L'Année stendhalienne, "Un cinéma stendhalien?"

Publié le par Marielle Macé (Source : François Vanoosthuyse)

L’Année stendhalienne

N° 18 (2019)

Appel à contributions

Un cinéma stendhalien ?

 

Si Stendhal est un grand scénariste, attentif non seulement à la ligne générale des histoires qu’il raconte, mais aussi au détail des interactions entre les personnages, entre les personnages et les espaces, entre les personnages et les objets, alors on peut considérer qu’il y a en lui, pour reprendre le titre de Laurent Jullier et Guillaume Soulez, comme un « désir de cinéma »[1]. Plus métaphoriquement, on peut aussi l’apprécier comme cadreur et comme monteur, ainsi qu’Eisenstein le suggérait à propos de Pouchkine ou de Zola – Stendhal lui-même étant – quoique plus brièvement – évoqué dans les essais que le cinéaste consacra à la notion de « cinématisme » dans les arts[2]. Au risque de l’anachronisme, on peut arguer que ces qualités relatives à la gestion de l’espace et du temps sont inhérentes à tout grand récit en action, en image et en rythme.
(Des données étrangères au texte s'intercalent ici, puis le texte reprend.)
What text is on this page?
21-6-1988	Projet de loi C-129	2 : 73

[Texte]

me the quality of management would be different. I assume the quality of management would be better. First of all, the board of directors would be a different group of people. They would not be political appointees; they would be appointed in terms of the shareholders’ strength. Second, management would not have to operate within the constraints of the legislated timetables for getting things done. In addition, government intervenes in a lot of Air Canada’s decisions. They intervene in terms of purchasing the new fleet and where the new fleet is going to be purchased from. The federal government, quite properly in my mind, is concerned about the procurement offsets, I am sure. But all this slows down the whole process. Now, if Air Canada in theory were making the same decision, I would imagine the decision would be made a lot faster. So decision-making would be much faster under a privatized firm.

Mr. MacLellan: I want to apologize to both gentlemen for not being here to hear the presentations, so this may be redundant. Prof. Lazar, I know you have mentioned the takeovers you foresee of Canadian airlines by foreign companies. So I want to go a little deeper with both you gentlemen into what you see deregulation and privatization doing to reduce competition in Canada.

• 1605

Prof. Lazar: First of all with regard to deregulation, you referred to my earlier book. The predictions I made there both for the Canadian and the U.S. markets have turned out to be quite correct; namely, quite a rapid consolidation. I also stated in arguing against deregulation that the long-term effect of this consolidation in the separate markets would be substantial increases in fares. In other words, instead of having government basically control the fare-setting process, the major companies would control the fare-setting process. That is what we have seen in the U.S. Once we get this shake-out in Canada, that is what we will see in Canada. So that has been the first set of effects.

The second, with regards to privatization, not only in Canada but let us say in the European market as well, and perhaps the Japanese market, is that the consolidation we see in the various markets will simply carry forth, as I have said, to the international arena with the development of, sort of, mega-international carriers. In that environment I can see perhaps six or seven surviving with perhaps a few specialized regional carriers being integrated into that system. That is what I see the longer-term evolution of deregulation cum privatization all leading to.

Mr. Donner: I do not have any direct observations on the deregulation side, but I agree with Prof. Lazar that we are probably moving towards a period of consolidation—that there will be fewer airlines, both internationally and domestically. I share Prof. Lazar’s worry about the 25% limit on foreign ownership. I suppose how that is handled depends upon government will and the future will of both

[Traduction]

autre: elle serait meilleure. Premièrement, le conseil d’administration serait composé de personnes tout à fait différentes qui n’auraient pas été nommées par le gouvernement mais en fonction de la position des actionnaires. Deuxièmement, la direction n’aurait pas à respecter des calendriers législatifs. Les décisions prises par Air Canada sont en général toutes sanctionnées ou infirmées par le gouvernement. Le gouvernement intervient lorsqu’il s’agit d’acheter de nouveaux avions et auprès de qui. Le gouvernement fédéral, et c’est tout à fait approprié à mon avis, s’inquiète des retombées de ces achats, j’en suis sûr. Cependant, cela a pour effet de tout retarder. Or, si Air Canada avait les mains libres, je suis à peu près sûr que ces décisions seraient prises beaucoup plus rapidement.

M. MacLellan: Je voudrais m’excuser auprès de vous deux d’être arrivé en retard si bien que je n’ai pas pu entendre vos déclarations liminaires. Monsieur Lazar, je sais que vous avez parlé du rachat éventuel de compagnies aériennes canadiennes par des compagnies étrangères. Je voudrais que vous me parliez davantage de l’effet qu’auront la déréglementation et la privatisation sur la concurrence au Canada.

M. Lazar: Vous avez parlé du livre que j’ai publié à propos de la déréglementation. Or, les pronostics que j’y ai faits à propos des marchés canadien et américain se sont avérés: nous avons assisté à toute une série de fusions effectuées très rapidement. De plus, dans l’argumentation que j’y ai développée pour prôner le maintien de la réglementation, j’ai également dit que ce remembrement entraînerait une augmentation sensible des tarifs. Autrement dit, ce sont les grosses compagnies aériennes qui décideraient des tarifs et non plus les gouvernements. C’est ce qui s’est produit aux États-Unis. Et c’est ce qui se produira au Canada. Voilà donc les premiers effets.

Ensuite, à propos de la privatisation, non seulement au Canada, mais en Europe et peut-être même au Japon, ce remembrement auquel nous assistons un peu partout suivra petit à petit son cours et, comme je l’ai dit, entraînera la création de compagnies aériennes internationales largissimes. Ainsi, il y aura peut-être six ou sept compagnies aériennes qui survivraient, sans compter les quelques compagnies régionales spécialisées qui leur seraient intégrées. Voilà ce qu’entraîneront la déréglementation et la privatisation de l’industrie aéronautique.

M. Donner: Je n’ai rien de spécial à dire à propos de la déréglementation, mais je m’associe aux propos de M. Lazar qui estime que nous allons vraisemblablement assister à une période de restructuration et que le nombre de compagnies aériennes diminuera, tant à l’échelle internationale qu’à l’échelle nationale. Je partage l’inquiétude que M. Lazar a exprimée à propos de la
Mais comment apprécier la postérité cinématographique de Stendhal ? A-t-il fourni au cinéma, comme on peut aisément l’établir à propos d’Hugo, Zola, Poe, Flaubert ou Dostoïevski, par exemple, non seulement des sujets mais aussi des techniques narratives, des matrices visuelles, des ressources imaginaires ?[3] Si l’on s’en tient aux seules adaptations, cette postérité paraît mince, pour ne pas dire médiocre. Il n’existe en particulier aucune adaptation hollywoodienne de Stendhal.

Peter Brooks en donne peut-être la raison quand il l’envisage comme « l’un des auteurs les moins mélodramatiques qui soient »[4]. Il a pu paraître difficile, si même le projet a existé (il serait intéressant de le savoir), de transposer dans le grand art populaire américain des œuvres censément écrites pour une élite européenne hostile sinon à la démocratie du moins à la culture démocratique.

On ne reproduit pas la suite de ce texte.